The Tuskless Elephant
The Tuskless Elephant
Itwas a quiet afternoon that thickened slowly like coconut milk left too long on fire. Outside, the street shimmered in the heat. A solitary crow cawed from the jack tree next door, and a pressure cooker gave its final whistle somewhere in the distance. Silence had settled over the living room inside the house like a tired shawl, broken only by the soft whir of the air through an open window and the occasional rustle of a newspaper page turning.
Denzil sat cross-legged on the cemented and cool red floor, eyes fixed on the little black elephant he had just set down. It was a thing of quiet beauty — carved from solid ebony, polished to a soft sheen, and just heavy enough in the hand to command a kind of reverence. Its tusks — two fine slivers of ivory or bone, he could never be sure — protruded on either side like tiny matchsticks, each perfectly shaped, glinting faintly in the light that fell in slats through the half-closed windows.
The figurine had constantly reminded him of processions — those grand Peraheras, where real enormous and slow-moving elephants lumbered down their street with tree trunks chained to their sides. He remembered the deep, earthy smell of the beasts, the clinking of the iron chains, and the silence that preceded them. Neighbours would come out onto verandahs, some barefoot, some with children in their arms, and watch as the beasts passed with an unhurried majesty. One of the elephants had turned its head slightly as it passed his gate — just a glance, but to Denzil it had felt like an acknowledgment.
And now, this tiny, mute replica. The same grandeur, shrunk into few inches of carved wood. He adored it for what it conjured — memory, scale, silence.
Then came the crash.
A sudden sharp sound shattered the afternoon stillness like glass breaking on tile.
Rekha gasped. Susan dropped the spoon she was holding in the kitchen. Denzil looked down at his hands in disbelief, as though the object had leapt from them of its own volition.
The elephant lay on its side, its tusks splintered, one a few inches away, the other hidden somewhere beneath the settee.
“You — did you fall asleep?” Susan’s voice came from the doorway, tight with exasperation.
Denzil opened his mouth but said nothing.
“Oh, it’s broken!” wailed Rekha, rushing forward, her face contorted in disbelief.
“Make him fix it, Mother!” she demanded.
Susan knelt slowly beside the broken carving, brushing away the splinters with a quiet resignation. The elephant had been a gift from her father years ago, brought back from one of his rare trips to Anuradhapura. It had never been meant for small fingers or curious eyes, and certainly not for the floor. It had lived, until today, safely behind the glass pane of the old wooden cabinet. But children had a way of taking possession without permission, and now here it was — violated, fractured.
Denzil picked it up gently and turned it over in his palm.
“Oh, Amma,” he said with forced cheer, “only the tusks are gone.”

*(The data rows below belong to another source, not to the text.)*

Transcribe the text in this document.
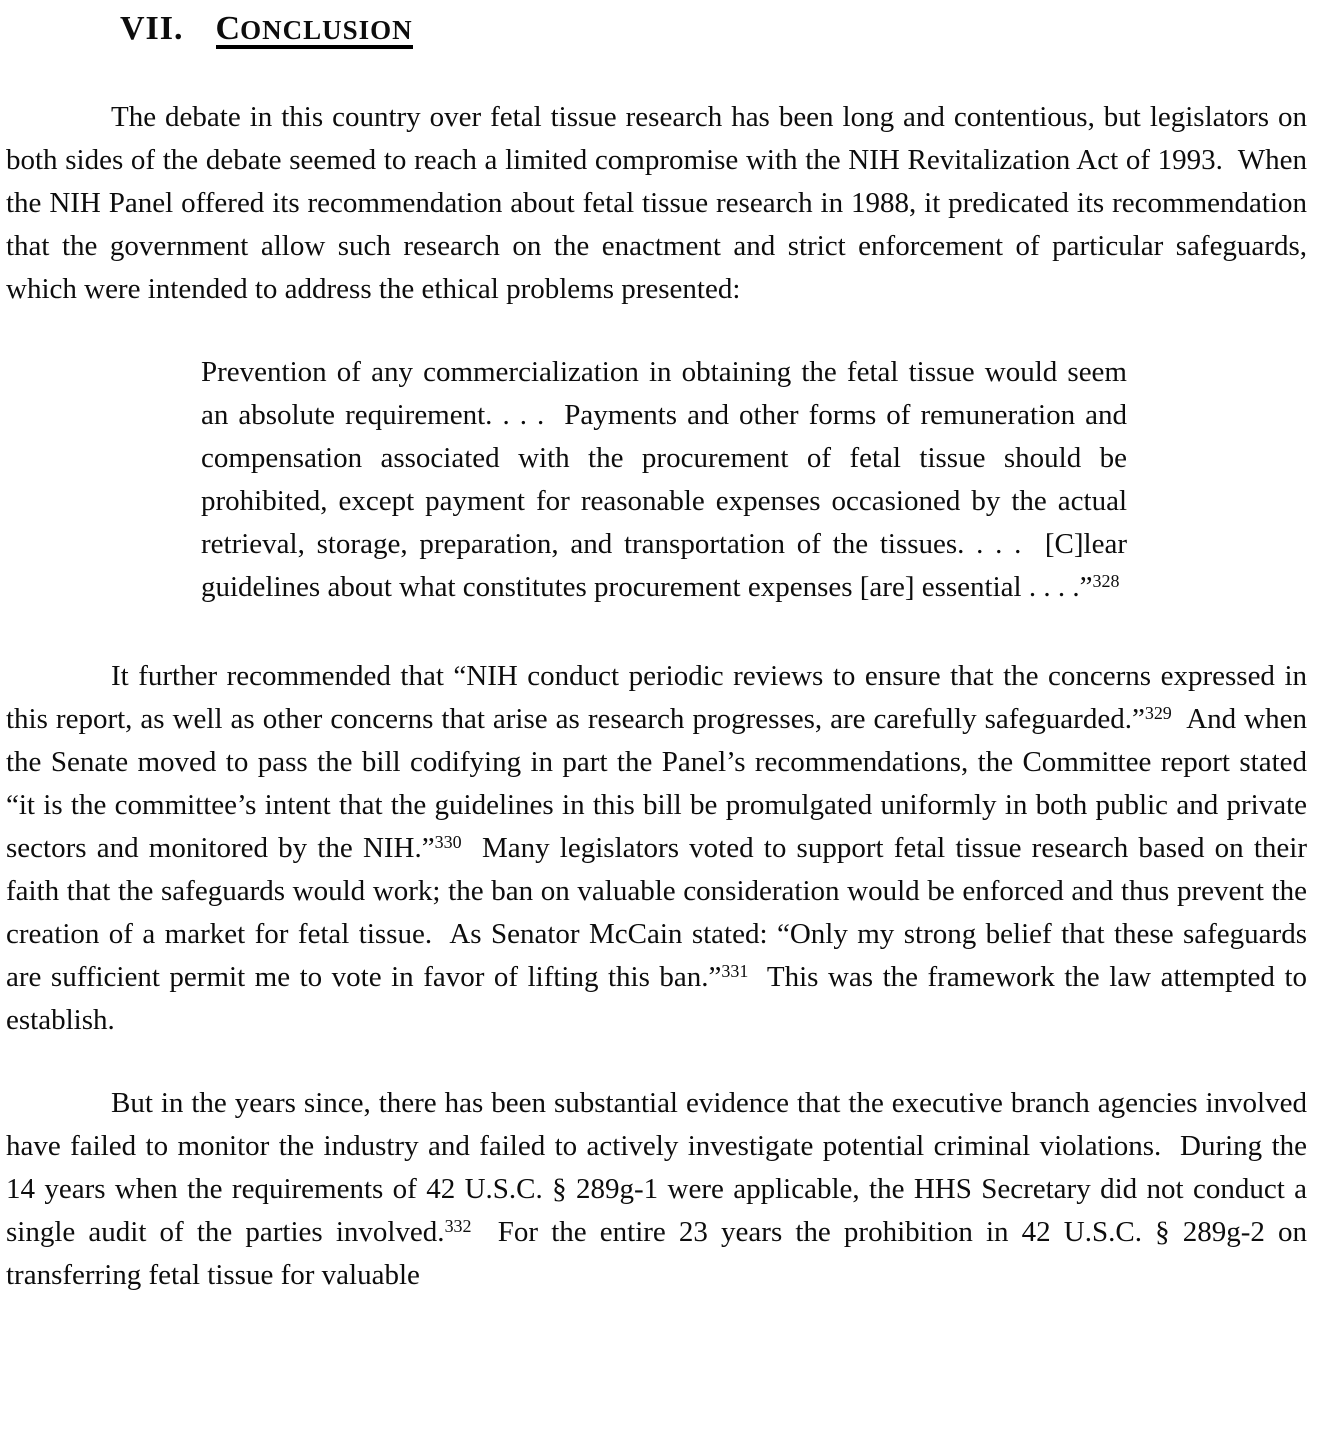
VII. CONCLUSION

The debate in this country over fetal tissue research has been long and contentious, but legislators on both sides of the debate seemed to reach a limited compromise with the NIH Revitalization Act of 1993.  When the NIH Panel offered its recommendation about fetal tissue research in 1988, it predicated its recommendation that the government allow such research on the enactment and strict enforcement of particular safeguards, which were intended to address the ethical problems presented:

Prevention of any commercialization in obtaining the fetal tissue would seem an absolute requirement. . . .  Payments and other forms of remuneration and compensation associated with the procurement of fetal tissue should be prohibited, except payment for reasonable expenses occasioned by the actual retrieval, storage, preparation, and transportation of the tissues. . . .  [C]lear guidelines about what constitutes procurement expenses [are] essential . . . .”$^{328}$

It further recommended that “NIH conduct periodic reviews to ensure that the concerns expressed in this report, as well as other concerns that arise as research progresses, are carefully safeguarded.”$^{329}$  And when the Senate moved to pass the bill codifying in part the Panel’s recommendations, the Committee report stated “it is the committee’s intent that the guidelines in this bill be promulgated uniformly in both public and private sectors and monitored by the NIH.”$^{330}$  Many legislators voted to support fetal tissue research based on their faith that the safeguards would work; the ban on valuable consideration would be enforced and thus prevent the creation of a market for fetal tissue.  As Senator McCain stated: “Only my strong belief that these safeguards are sufficient permit me to vote in favor of lifting this ban.”$^{331}$  This was the framework the law attempted to establish.

But in the years since, there has been substantial evidence that the executive branch agencies involved have failed to monitor the industry and failed to actively investigate potential criminal violations.  During the 14 years when the requirements of 42 U.S.C. § 289g-1 were applicable, the HHS Secretary did not conduct a single audit of the parties involved.$^{332}$  For the entire 23 years the prohibition in 42 U.S.C. § 289g-2 on transferring fetal tissue for valuable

Susan looked at him with tired eyes. “What is left of an elephant when its tusks are gone?”
Denzil shrugged. “It looks like an elephant without tusks,” he said, as though that were explanation enough.
“Fool,” she muttered. “Stop your jokes.”
“He doesn’t care a bit,” Rekha snapped, folding her arms. “You don’t care about anything, Ayya.”
He turned to her. “Now I know how elephants lose their tusks,” he said. “Maybe this is how they make the ones they sell in shops.”
No one laughed.
He sat on the floor, legs splayed out, examining the broken figurine with a craftsman’s curiosity. “Can we use it as a toy now?” he asked, half to himself, half to anyone still listening.
Rekha stared at him in horror.
“I mean,” he continued, voice lighter now, “we could tie a string around its head. Drag it around and call it our elephant.”
For a moment, no one spoke. The house held its breath. The elephant sat on Denzil’s lap, mute and mutilated. Its tusks — its pride, its history — gone. Only its shape remained, and the hollow suggestion of what it once meant.
Susan stood up slowly, brushed her hands against her skirt, and returned to the kitchen.
Rekha sat cross-legged beside her brother, not speaking, just watching.
Denzil leaned down and began searching under the settee for the missing tusk. He hummed to himself as he did, something aimless and tuneless — the kind of humming that children do when trying not to feel guilty or when trying to bring something broken back to life.